Avec l’ensemble de nos collègues de la minorité, nous avions alors dénoncé un travail bâclé et inachevé, avec des orientations politiques incertaines, voire inexistantes. Nous attirions l’attention de la municipalité sur le profond malaise qui régnait, de ce fait, chez les agents communaux et dont la souffrance était perceptible. En mars dernier, une journée de grève et de mobilisation du personnel communal avait massivement mobilisée les agents de la ville. Systématiquement, la maire et sa majorité ont voulu nier ou minimiser ce malaise.

 

Et pourtant le rapport de la médecine professionnelle et préventive pour l’année 2009 qui vient d’être rendu public est accablant et ne fait, malheureusement, que confirmer et amplifier ce que nous dénoncions ou pressentions. Les faits sont suffisamment graves pour que les conclusions issues de ce rapport soient connues de tous.

 

Au sujet des souffrances au travail, le rapport constate pour l’année 2009 :

 

§         La montée en charge des demandes de visites émanant d’agents en arrêt de travail

§         La montée en charge des inaptitudes temporaires

§         Le nombre de consultations pour souffrances au travail représente 70% du total des consultations effectuées dans l’année. Parmi elles, 60% concernent des agents du service propreté des bâtiments, 16% appartiennent à des services techniques comme l’atelier et le service voirie travaux, 16% à des services qui accueillent du public.

 

Entre septembre 2007 et septembre 2010, le rapport constate que la situation s’aggrave considérablement en ce qui concerne le nombre d’agents chez lesquels les médecins ont constaté cliniquement une ou plusieurs maladies professionnelles. L’un des médecins chargé de la rédaction de ce rapport déclare : « Fin 2009 et dans les trois premiers mois de 2010, j’ai observé dans mon secteur une montée en charge des demandes de consultations liées :

 

§         Aux effets de la restructuration de certains services.

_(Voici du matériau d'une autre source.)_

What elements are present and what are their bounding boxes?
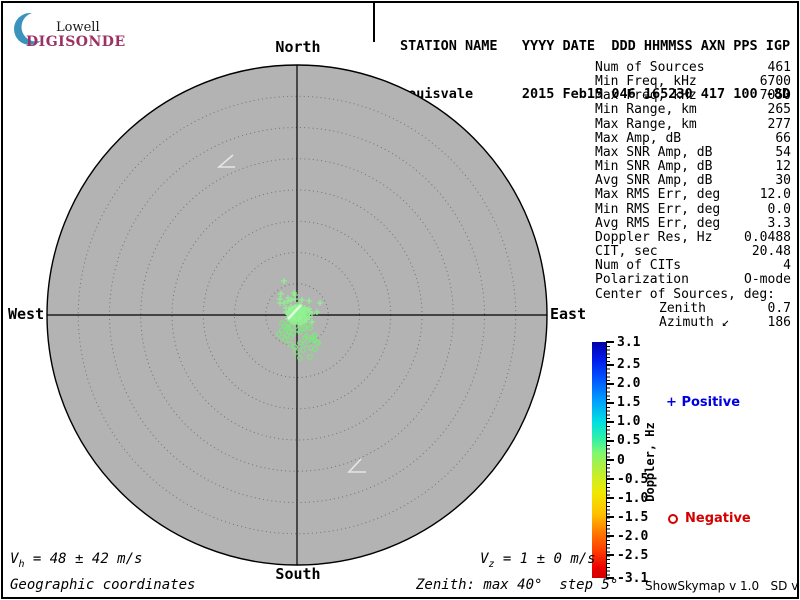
colorbar-tick-label: -2.5 <box>617 547 649 563</box>
colorbar-tick-label: -1.5 <box>617 509 649 525</box>
stat-label: Max SNR Amp, dB <box>595 144 713 160</box>
stat-row: Max Freq, kHz 7050 <box>595 89 791 103</box>
stat-value: O-mode <box>744 272 791 288</box>
colorbar-major-tick <box>606 497 614 500</box>
stat-label: Num of CITs <box>595 258 682 274</box>
stat-label: Max Amp, dB <box>595 130 682 146</box>
stat-row: Max SNR Amp, dB 54 <box>595 144 791 160</box>
stat-label: Doppler Res, Hz <box>595 229 713 245</box>
colorbar-tick-label: 1.5 <box>617 395 641 411</box>
stat-label: Zenith <box>659 300 706 316</box>
colorbar-title: Doppler, Hz <box>643 422 657 502</box>
stat-row: Min Range, km 265 <box>595 103 791 117</box>
colorbar-tick-label: 2.0 <box>617 376 641 392</box>
legend-positive: + Positive <box>666 395 740 410</box>
stat-label: Num of Sources <box>595 60 705 75</box>
zenith-range-note: Zenith: max 40° step 5° <box>416 577 619 593</box>
positive-marker-icon: + <box>666 395 677 410</box>
stat-row: Polarization O-mode <box>595 273 791 287</box>
stat-row: Avg SNR Amp, dB 30 <box>595 174 791 188</box>
stat-row: Max Amp, dB 66 <box>595 130 791 146</box>
stat-value: 7050 <box>759 88 791 104</box>
stat-label: Max Range, km <box>595 116 697 132</box>
version-text: ShowSkymap v 1.0 SD v 5.1 <box>645 579 799 593</box>
stat-row: CIT, sec 20.48 <box>595 244 791 260</box>
stat-label: Center of Sources, deg: <box>595 286 776 302</box>
stat-label: Min Range, km <box>595 102 697 118</box>
stats-panel: Num of Sources 461 Min Freq, kHz 6700 Max Fr… <box>595 60 791 330</box>
stat-value: 0.0488 <box>744 229 791 245</box>
legend-positive-label: Positive <box>681 395 741 410</box>
stat-row: Max RMS Err, deg 12.0 <box>595 188 791 202</box>
stat-value: 461 <box>767 60 791 75</box>
stat-row: Center of Sources, deg: <box>595 286 791 302</box>
colorbar-major-tick <box>606 478 614 481</box>
negative-marker-icon <box>668 513 678 524</box>
stat-row: Min RMS Err, deg 0.0 <box>595 201 791 217</box>
colorbar-major-tick <box>606 459 614 461</box>
colorbar-tick-label: 2.5 <box>617 357 641 373</box>
legend-negative-label: Negative <box>685 511 751 526</box>
stat-label: Azimuth ↙ <box>659 314 730 330</box>
stat-value: 30 <box>775 173 791 189</box>
stat-label: Avg SNR Amp, dB <box>595 173 713 189</box>
stat-row: Min SNR Amp, dB 12 <box>595 159 791 175</box>
compass-label-east: East <box>550 305 587 323</box>
compass-label-north: North <box>275 38 321 56</box>
stat-value: 265 <box>767 102 791 118</box>
stat-value: 12.0 <box>759 187 791 203</box>
skymap-plot <box>46 64 548 566</box>
colorbar-major-tick <box>606 516 614 519</box>
stat-value: 277 <box>767 116 791 132</box>
legend-negative: Negative <box>668 511 751 526</box>
stat-row: Num of CITs 4 <box>595 259 791 273</box>
colorbar-tick-label: -2.0 <box>617 528 649 544</box>
stat-value: 66 <box>775 130 791 146</box>
stat-value: 0.7 <box>767 300 791 316</box>
stat-value: 0.0 <box>767 201 791 217</box>
stat-label: Max Freq, kHz <box>595 88 697 104</box>
compass-label-south: South <box>275 565 321 583</box>
stat-label: Min RMS Err, deg <box>595 201 721 217</box>
stat-label: CIT, sec <box>595 244 658 260</box>
stat-label: Avg RMS Err, deg <box>595 215 721 231</box>
colorbar-major-tick <box>606 382 614 385</box>
colorbar-major-tick <box>606 554 614 557</box>
stat-label: Min Freq, kHz <box>595 74 697 90</box>
stat-row: Max Range, km 277 <box>595 116 791 132</box>
stat-value: 54 <box>775 144 791 160</box>
stat-row: Azimuth ↙ 186 <box>595 314 791 330</box>
colorbar-major-tick <box>606 401 614 404</box>
showskymap-window: Lowell DIGISONDE STATION NAME YYYY DATE … <box>0 0 800 600</box>
compass-label-west: West <box>8 305 45 323</box>
colorbar-major-tick <box>606 420 614 423</box>
colorbar-major-tick <box>606 439 614 442</box>
stat-label: Max RMS Err, deg <box>595 187 721 203</box>
stat-row: Zenith 0.7 <box>595 300 791 316</box>
horizontal-velocity-text: Vh = 48 ± 42 m/s <box>10 551 143 570</box>
stat-label: Polarization <box>595 272 689 288</box>
colorbar-major-tick <box>606 341 614 343</box>
stat-value: 20.48 <box>751 244 791 260</box>
stat-row: Avg RMS Err, deg 3.3 <box>595 215 791 231</box>
stat-value: 4 <box>783 258 791 274</box>
stat-value: 3.3 <box>767 215 791 231</box>
stat-row: Num of Sources 461 <box>595 60 791 75</box>
stat-row: Doppler Res, Hz 0.0488 <box>595 229 791 245</box>
colorbar-tick-label: 3.1 <box>617 334 641 350</box>
coordinates-note: Geographic coordinates <box>10 577 196 593</box>
stat-value: 12 <box>775 159 791 175</box>
stat-value: 6700 <box>759 74 791 90</box>
colorbar-major-tick <box>606 535 614 538</box>
stat-label: Min SNR Amp, dB <box>595 159 713 175</box>
stat-value: 186 <box>767 314 791 330</box>
stat-row: Min Freq, kHz 6700 <box>595 75 791 89</box>
doppler-colorbar <box>592 342 606 578</box>
vertical-velocity-text: Vz = 1 ± 0 m/s <box>480 551 596 570</box>
colorbar-major-tick <box>606 363 614 366</box>
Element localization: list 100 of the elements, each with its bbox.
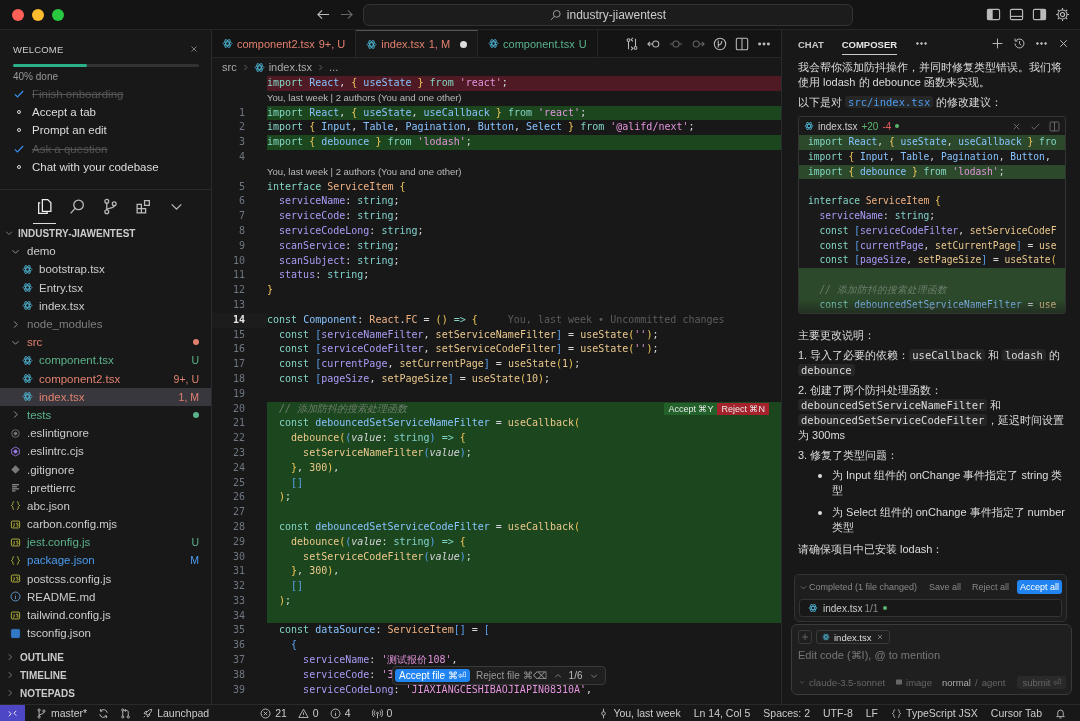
status-item[interactable]: Ln 14, Col 5 [693, 707, 751, 719]
code-line: [] [290, 580, 304, 592]
tree-item[interactable]: jest.config.js U [0, 533, 211, 552]
close-icon[interactable] [1057, 37, 1070, 50]
back-arrow-icon[interactable] [316, 7, 331, 22]
action-button[interactable]: Save all [925, 580, 964, 594]
accept-button[interactable]: Accept ⌘Y [664, 402, 718, 415]
tree-item[interactable]: node_modules [0, 314, 211, 334]
ports-count[interactable]: 0 [371, 707, 393, 719]
close-window-button[interactable] [12, 8, 24, 21]
file-item[interactable]: index.tsx 1/1 [799, 599, 1062, 617]
tree-item[interactable]: postcss.config.js [0, 569, 211, 588]
reject-file-button[interactable]: Reject file ⌘⌫ [475, 670, 547, 681]
status-item[interactable]: Cursor Tab [990, 707, 1042, 719]
panel-toggle-icon[interactable] [1009, 7, 1024, 22]
breadcrumb-item[interactable]: index.tsx [268, 61, 313, 73]
tree-item[interactable]: .gitignore [0, 460, 211, 479]
tree-item[interactable]: .eslintignore [0, 424, 211, 443]
tree-item[interactable]: README.md [0, 587, 211, 606]
maximize-window-button[interactable] [52, 8, 64, 21]
tree-item[interactable]: .eslintrc.cjs [0, 442, 211, 461]
branch-button[interactable]: master* [36, 707, 88, 719]
tree-item[interactable]: tsconfig.json [0, 624, 211, 643]
warning-count[interactable]: 0 [297, 707, 319, 719]
tree-item[interactable]: tailwind.config.js [0, 605, 211, 625]
launchpad-button[interactable]: Launchpad [142, 707, 210, 719]
tree-item[interactable]: Entry.tsx [0, 278, 211, 297]
error-count[interactable]: 21 [260, 707, 287, 719]
tree-item[interactable]: tests [0, 405, 211, 425]
tree-item[interactable]: .prettierrc [0, 478, 211, 497]
editor-tab[interactable]: index.tsx 1, M [356, 30, 479, 57]
code-line: import React, { useState } from 'react'; [267, 77, 508, 88]
line-number: 28 [232, 519, 245, 534]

§         A des situations de conflits collectives internes au service

§         A des situations de maltraitance »

 

Et le médecin de conclure : « En matière de souffrances au travail, les indicateurs sont donc tous au rouge ».

 

Au sujet du nombre de jours d’arrêt de travail, le rapport note que celui-ci a été multiplié par 7 en trois ans.

 

Au sujet des souffrances psychiques liées au travail, que dit le rapport ?

 

Il note une nette augmentation du nombre d’agents qui ont consulté pour des problèmes de ce type, toute situation confondue et il cite :

 

§         Agents victimes d’une maltraitance entre collègues de travail, suffisamment déstabilisés par des tentatives d’intimidation et les menaces répétées pour être hors d’état de retourner dans leurs services

§         Agents souffrant d’un sentiment d’injustice à caractère professionnel

§         Agents victimes de rumeurs

§         Agents victimes d’eux-mêmes atteints de dépressions graves

§         Agents victimes de leur hiérarchie

§         Agents victimes d’agression.

 

Et le rapport de faire remarquer que, dès fin 2009 et surtout dans les six premiers mois de 2010, ces consultations sont montées en flèche.

 

Ce rapport est accablant et nous a profondément bouleversés par la violence des faits qui y sont décrits. La maire ne peut ignorer ce rapport et ne peut continuer à mettre autant de distance et de mépris entre elle et le personnel.

 

Nous avons régulièrement attiré son attention à ce sujet, aujourd’hui c’est la médecine professionnelle et préventive qui l’alerte. Qu’attend Dominique VOYNET pour réagir ? En l’espace d’un an, plusieurs changements sont intervenus à la tête de la direction des ressources humaines de la ville. Le rapport fait d’ailleurs remarqué que « l’absence de DRH a été une véritable catastrophe ». Sur la base de l’exemple des conditions de travail des agents de propreté des bâtiments, le rapport fait remarquer que « la question de l’effectif ne peut pas être contournée. »

 

La gravité des faits énumérés dans ce rapport impose à la maire de faire preuve de responsabilité en changeant radicalement de cap pour répondre au malaise. Nous l’appelons solennellement à réagir.